A few highly motivated individuals and organizations have attempted to fill the gap by founding new nonprofit media organizations. These include:
- The investigative team of reporters created by Propublica, which is funded by the civic-minded billionaires Herb and Marion Sandler and headed by Paul E. Steiger, former managing editor of The Wall Street Journal
- The Center for Independent Media, headed by David Bennahum, a former writer at Wired
- The creation of a series of local-news-oriented partnerships with journalism schools like those at Columbia and the City University of New York, or CUNY, which employ faculty and students to cover stories that are no longer economically affordable for local newspapers
- Too many other small and still incipient ventures to mention
. . . With the core news function of for-profit media increasingly on life support in the United States, we need to find ways to preserve investigative journalism
. . .
He points to countries who invest in a vigorous press, something the United States doesn’t do, likely because Americans are hostile to the idea.
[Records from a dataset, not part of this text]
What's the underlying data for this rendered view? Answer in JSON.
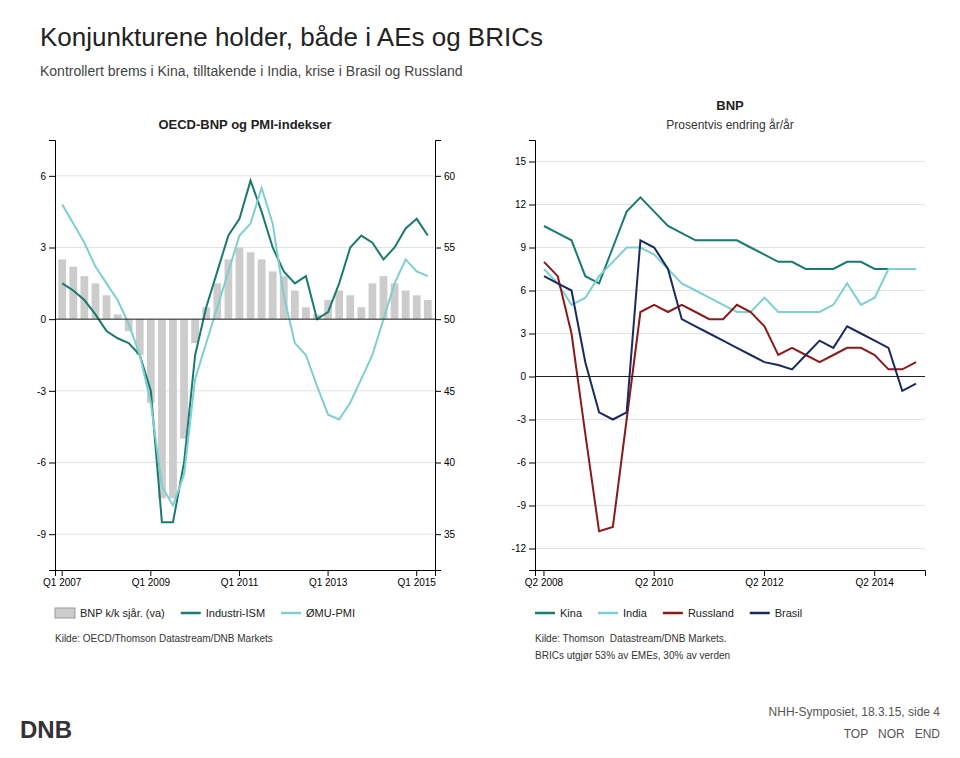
{
  "title": "Konjunkturene holder, både i AEs og BRICs",
  "subtitle": "Kontrollert brems i Kina, tilltakende i India, krise i Brasil og Russland",
  "annotations": [
    "DNB",
    "NHH-Symposiet, 18.3.15, side 4",
    "TOP   NOR   END"
  ],
  "chart_data": [
    {
      "type": "bar",
      "title": "OECD-BNP  og PMI-indekser",
      "categories": [
        "Q1 2007",
        null,
        null,
        null,
        null,
        null,
        null,
        null,
        "Q1 2009",
        null,
        null,
        null,
        null,
        null,
        null,
        null,
        "Q1 2011",
        null,
        null,
        null,
        null,
        null,
        null,
        null,
        "Q1 2013",
        null,
        null,
        null,
        null,
        null,
        null,
        null,
        "Q1 2015",
        null
      ],
      "series": [
        {
          "name": "BNP k/k sjår. (va)",
          "type": "bar",
          "color": "#cccccc",
          "values": [
            2.5,
            2.2,
            1.8,
            1.5,
            1.0,
            0.2,
            -0.5,
            -1.5,
            -3.5,
            -7.5,
            -7.5,
            -5.0,
            -1.0,
            0.5,
            1.5,
            2.5,
            3.0,
            2.8,
            2.5,
            2.0,
            1.8,
            1.2,
            0.5,
            0.2,
            0.8,
            1.2,
            1.0,
            0.5,
            1.5,
            1.8,
            1.5,
            1.2,
            1.0,
            0.8
          ]
        },
        {
          "name": "Industri-ISM",
          "type": "line",
          "color": "#1a7a6e",
          "values": [
            1.5,
            1.2,
            0.8,
            0.2,
            -0.5,
            -0.8,
            -1.0,
            -1.5,
            -3.0,
            -8.5,
            -8.5,
            -6.0,
            -1.5,
            0.5,
            2.0,
            3.5,
            4.2,
            5.8,
            4.5,
            3.0,
            2.0,
            1.5,
            1.8,
            0.0,
            0.3,
            1.5,
            3.0,
            3.5,
            3.2,
            2.5,
            3.0,
            3.8,
            4.2,
            3.5
          ]
        },
        {
          "name": "ØMU-PMI",
          "type": "line",
          "color": "#7ecfcf",
          "values": [
            4.8,
            4.0,
            3.2,
            2.2,
            1.5,
            0.8,
            -0.2,
            -1.5,
            -3.5,
            -7.0,
            -7.8,
            -6.5,
            -2.5,
            -1.0,
            0.5,
            2.0,
            3.5,
            4.0,
            5.5,
            4.0,
            1.0,
            -1.0,
            -1.5,
            -2.8,
            -4.0,
            -4.2,
            -3.5,
            -2.5,
            -1.5,
            0.0,
            1.5,
            2.5,
            2.0,
            1.8
          ]
        }
      ],
      "ylim": [
        -10.5,
        7.5
      ],
      "yticks": [
        -9,
        -6,
        -3,
        0,
        3,
        6
      ],
      "y2lim": [
        32.5,
        62.5
      ],
      "y2ticks": [
        35,
        40,
        45,
        50,
        55,
        60
      ],
      "grid": true,
      "legend": "bottom",
      "annotations": [
        "Kilde: OECD/Thomson Datastream/DNB Markets"
      ]
    },
    {
      "type": "line",
      "title": "BNP",
      "subtitle": "Prosentvis endring år/år",
      "categories": [
        "Q2 2008",
        null,
        null,
        null,
        null,
        null,
        null,
        null,
        "Q2 2010",
        null,
        null,
        null,
        null,
        null,
        null,
        null,
        "Q2 2012",
        null,
        null,
        null,
        null,
        null,
        null,
        null,
        "Q2 2014",
        null,
        null,
        null
      ],
      "series": [
        {
          "name": "Kina",
          "color": "#1a7a6e",
          "values": [
            10.5,
            10.0,
            9.5,
            7.0,
            6.5,
            9.0,
            11.5,
            12.5,
            11.5,
            10.5,
            10.0,
            9.5,
            9.5,
            9.5,
            9.5,
            9.0,
            8.5,
            8.0,
            8.0,
            7.5,
            7.5,
            7.5,
            8.0,
            8.0,
            7.5,
            7.5,
            7.5,
            7.5
          ]
        },
        {
          "name": "India",
          "color": "#7ecfcf",
          "values": [
            7.5,
            6.5,
            5.0,
            5.5,
            7.0,
            8.0,
            9.0,
            9.0,
            8.5,
            7.5,
            6.5,
            6.0,
            5.5,
            5.0,
            4.5,
            4.5,
            5.5,
            4.5,
            4.5,
            4.5,
            4.5,
            5.0,
            6.5,
            5.0,
            5.5,
            7.5,
            7.5,
            7.5
          ]
        },
        {
          "name": "Russland",
          "color": "#8B1A1A",
          "values": [
            8.0,
            7.0,
            3.0,
            -4.0,
            -10.8,
            -10.5,
            -3.0,
            4.5,
            5.0,
            4.5,
            5.0,
            4.5,
            4.0,
            4.0,
            5.0,
            4.5,
            3.5,
            1.5,
            2.0,
            1.5,
            1.0,
            1.5,
            2.0,
            2.0,
            1.5,
            0.5,
            0.5,
            1.0
          ]
        },
        {
          "name": "Brasil",
          "color": "#1a2a5e",
          "values": [
            7.0,
            6.5,
            6.0,
            1.0,
            -2.5,
            -3.0,
            -2.5,
            9.5,
            9.0,
            7.5,
            4.0,
            3.5,
            3.0,
            2.5,
            2.0,
            1.5,
            1.0,
            0.8,
            0.5,
            1.5,
            2.5,
            2.0,
            3.5,
            3.0,
            2.5,
            2.0,
            -1.0,
            -0.5
          ]
        }
      ],
      "ylim": [
        -13.5,
        16.5
      ],
      "yticks": [
        -12,
        -9,
        -6,
        -3,
        0,
        3,
        6,
        9,
        12,
        15
      ],
      "grid": true,
      "legend": "bottom",
      "annotations": [
        "Kilde: Thomson  Datastream/DNB Markets.",
        "BRICs utgjør 53% av EMEs, 30% av verden"
      ]
    }
  ]
}
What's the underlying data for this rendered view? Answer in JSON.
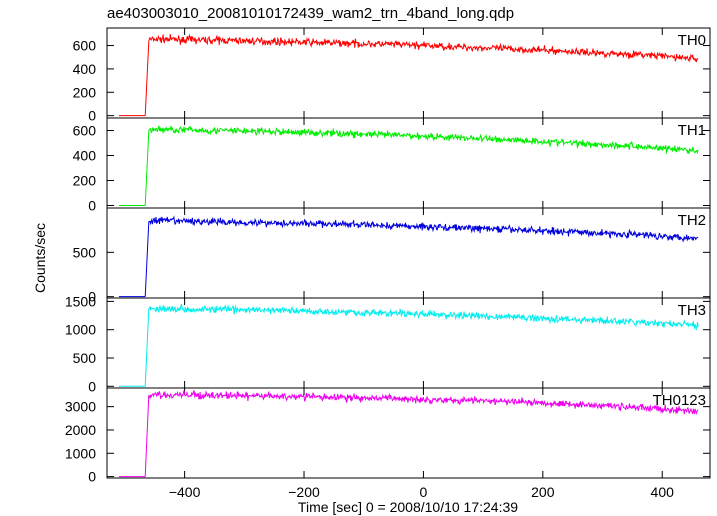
{
  "title": "ae403003010_20081010172439_wam2_trn_4band_long.qdp",
  "ylabel": "Counts/sec",
  "xlabel": "Time [sec] 0 = 2008/10/10 17:24:39",
  "chart_data": {
    "type": "line",
    "title": "ae403003010_20081010172439_wam2_trn_4band_long.qdp",
    "xlabel": "Time [sec] 0 = 2008/10/10 17:24:39",
    "ylabel": "Counts/sec",
    "xlim": [
      -530,
      480
    ],
    "x_ticks": [
      -400,
      -200,
      0,
      200,
      400
    ],
    "x_tick_labels": [
      "−400",
      "−200",
      "0",
      "200",
      "400"
    ],
    "grid": false,
    "panels": [
      {
        "name": "TH0",
        "color": "#ff0000",
        "ylim": [
          -20,
          750
        ],
        "y_ticks": [
          0,
          200,
          400,
          600
        ],
        "series": [
          {
            "x": [
              -510,
              -466
            ],
            "y": [
              0,
              0
            ]
          },
          {
            "x": [
              -466,
              -460,
              -440,
              -400,
              -350,
              -300,
              -250,
              -200,
              -150,
              -100,
              -50,
              0,
              50,
              100,
              150,
              200,
              250,
              300,
              350,
              400,
              450,
              460
            ],
            "y": [
              0,
              650,
              655,
              650,
              645,
              640,
              635,
              628,
              622,
              615,
              610,
              600,
              590,
              580,
              570,
              560,
              548,
              535,
              525,
              510,
              490,
              485
            ]
          }
        ]
      },
      {
        "name": "TH1",
        "color": "#00ee00",
        "ylim": [
          -20,
          700
        ],
        "y_ticks": [
          0,
          200,
          400,
          600
        ],
        "series": [
          {
            "x": [
              -510,
              -466
            ],
            "y": [
              0,
              0
            ]
          },
          {
            "x": [
              -466,
              -460,
              -440,
              -400,
              -350,
              -300,
              -250,
              -200,
              -150,
              -100,
              -50,
              0,
              50,
              100,
              150,
              200,
              250,
              300,
              350,
              400,
              450,
              460
            ],
            "y": [
              0,
              605,
              610,
              605,
              600,
              596,
              590,
              585,
              578,
              570,
              563,
              555,
              545,
              535,
              525,
              513,
              500,
              488,
              475,
              460,
              440,
              435
            ]
          }
        ]
      },
      {
        "name": "TH2",
        "color": "#0000dd",
        "ylim": [
          -15,
          1000
        ],
        "y_ticks": [
          0,
          500
        ],
        "series": [
          {
            "x": [
              -510,
              -466
            ],
            "y": [
              0,
              0
            ]
          },
          {
            "x": [
              -466,
              -460,
              -440,
              -400,
              -350,
              -300,
              -250,
              -200,
              -150,
              -100,
              -50,
              0,
              50,
              100,
              150,
              200,
              250,
              300,
              350,
              400,
              450,
              460
            ],
            "y": [
              0,
              850,
              858,
              852,
              845,
              838,
              832,
              826,
              818,
              810,
              800,
              790,
              780,
              768,
              756,
              745,
              730,
              715,
              702,
              685,
              665,
              660
            ]
          }
        ]
      },
      {
        "name": "TH3",
        "color": "#00eeee",
        "ylim": [
          -30,
          1560
        ],
        "y_ticks": [
          0,
          500,
          1000,
          1500
        ],
        "series": [
          {
            "x": [
              -510,
              -466
            ],
            "y": [
              0,
              0
            ]
          },
          {
            "x": [
              -466,
              -460,
              -440,
              -400,
              -350,
              -300,
              -250,
              -200,
              -150,
              -100,
              -50,
              0,
              50,
              100,
              150,
              200,
              250,
              300,
              350,
              400,
              450,
              460
            ],
            "y": [
              0,
              1370,
              1375,
              1368,
              1360,
              1350,
              1342,
              1330,
              1318,
              1305,
              1290,
              1275,
              1258,
              1240,
              1222,
              1203,
              1180,
              1158,
              1135,
              1110,
              1080,
              1070
            ]
          }
        ]
      },
      {
        "name": "TH0123",
        "color": "#ee00ee",
        "ylim": [
          -60,
          3800
        ],
        "y_ticks": [
          0,
          1000,
          2000,
          3000
        ],
        "series": [
          {
            "x": [
              -510,
              -466
            ],
            "y": [
              0,
              0
            ]
          },
          {
            "x": [
              -466,
              -460,
              -440,
              -400,
              -350,
              -300,
              -250,
              -200,
              -150,
              -100,
              -50,
              0,
              50,
              100,
              150,
              200,
              250,
              300,
              350,
              400,
              450,
              460
            ],
            "y": [
              0,
              3500,
              3510,
              3495,
              3480,
              3465,
              3445,
              3425,
              3400,
              3375,
              3350,
              3320,
              3285,
              3250,
              3210,
              3170,
              3110,
              3045,
              2980,
              2900,
              2800,
              2770
            ]
          }
        ]
      }
    ]
  }
}
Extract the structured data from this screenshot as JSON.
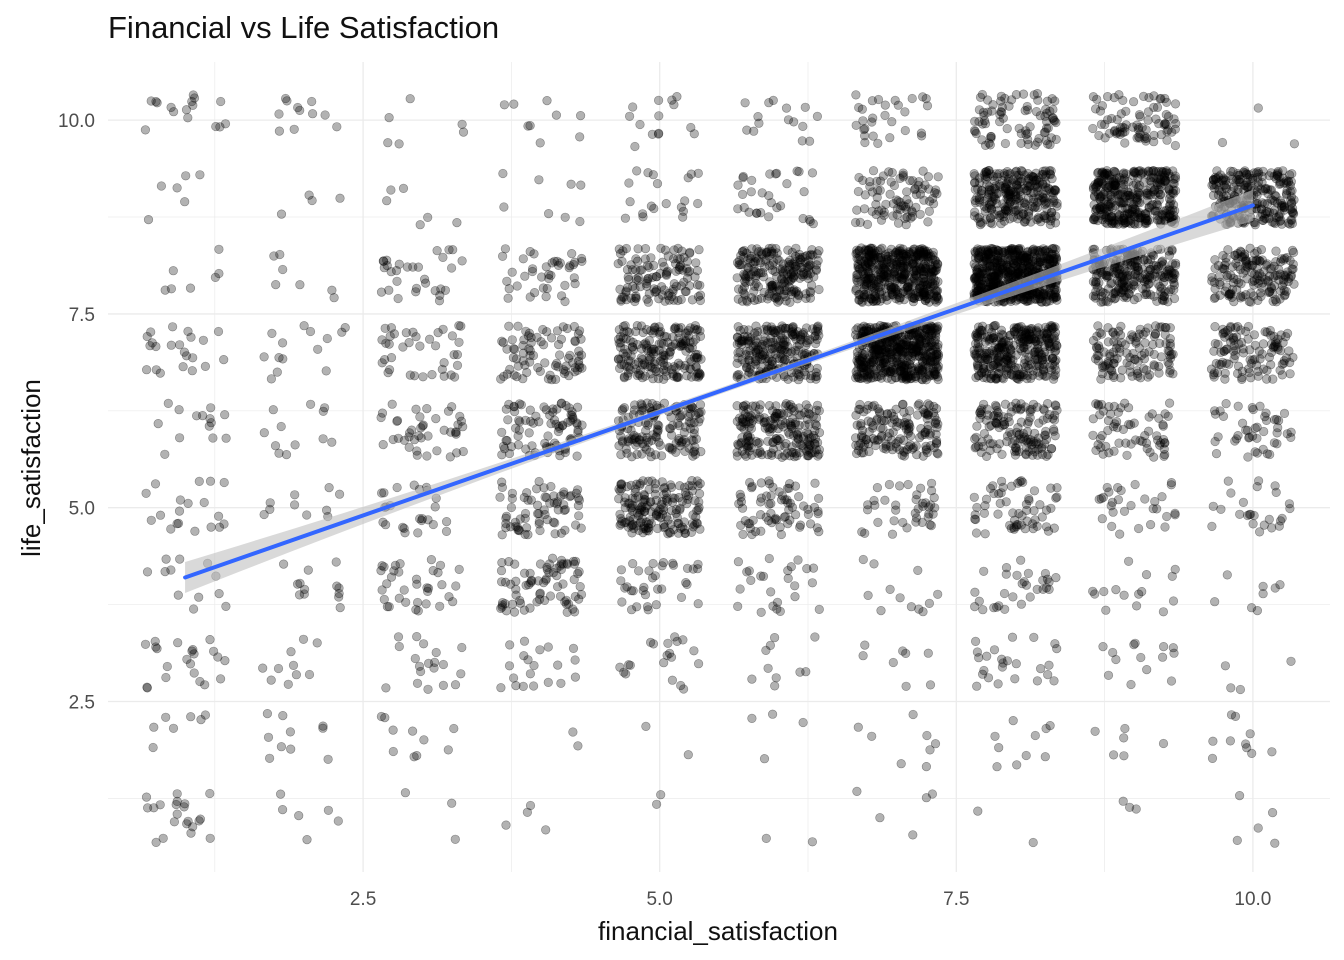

. . . But as University of Illinois professor and tireless crusader for media democracy Robert McChesney and John Nichols point out:
… we looked at the Economist magazine, and they rank every country in the world on how democratic it is and how open its governance is, how little corruption there is, how free people are, their civil liberties. … and the top six countries they ranked as the freest, most democratic countries were just about the six heaviest press-subsidizing nations in the world. The United States ranks well below them. Then we looked at Freedom House, a conservative group whose whole mission is to monitor government censorship and . . . it ranks every country in the world on how free the private press are in each of these countries every year. … Well you go down their list of the six freest private presses in the world and they’re pretty much in the six most heavy press-subsidizing nations that have those vibrant freest press systems. The United States is tied for 21st.
From earlier in the column:
Americans currently pay about $1.35 each in tax dollars to support noncommercial media, compared to about $25 in Canada, Australia, and Germany; nearly $60 in Japan; $80 in Britain; and more than $100 in Denmark and Finland. A similar fee in the United States would yield as much as $35 billion every year.
Thoughtful stuff – from someone who knows his stuff. (I am a serious fan.)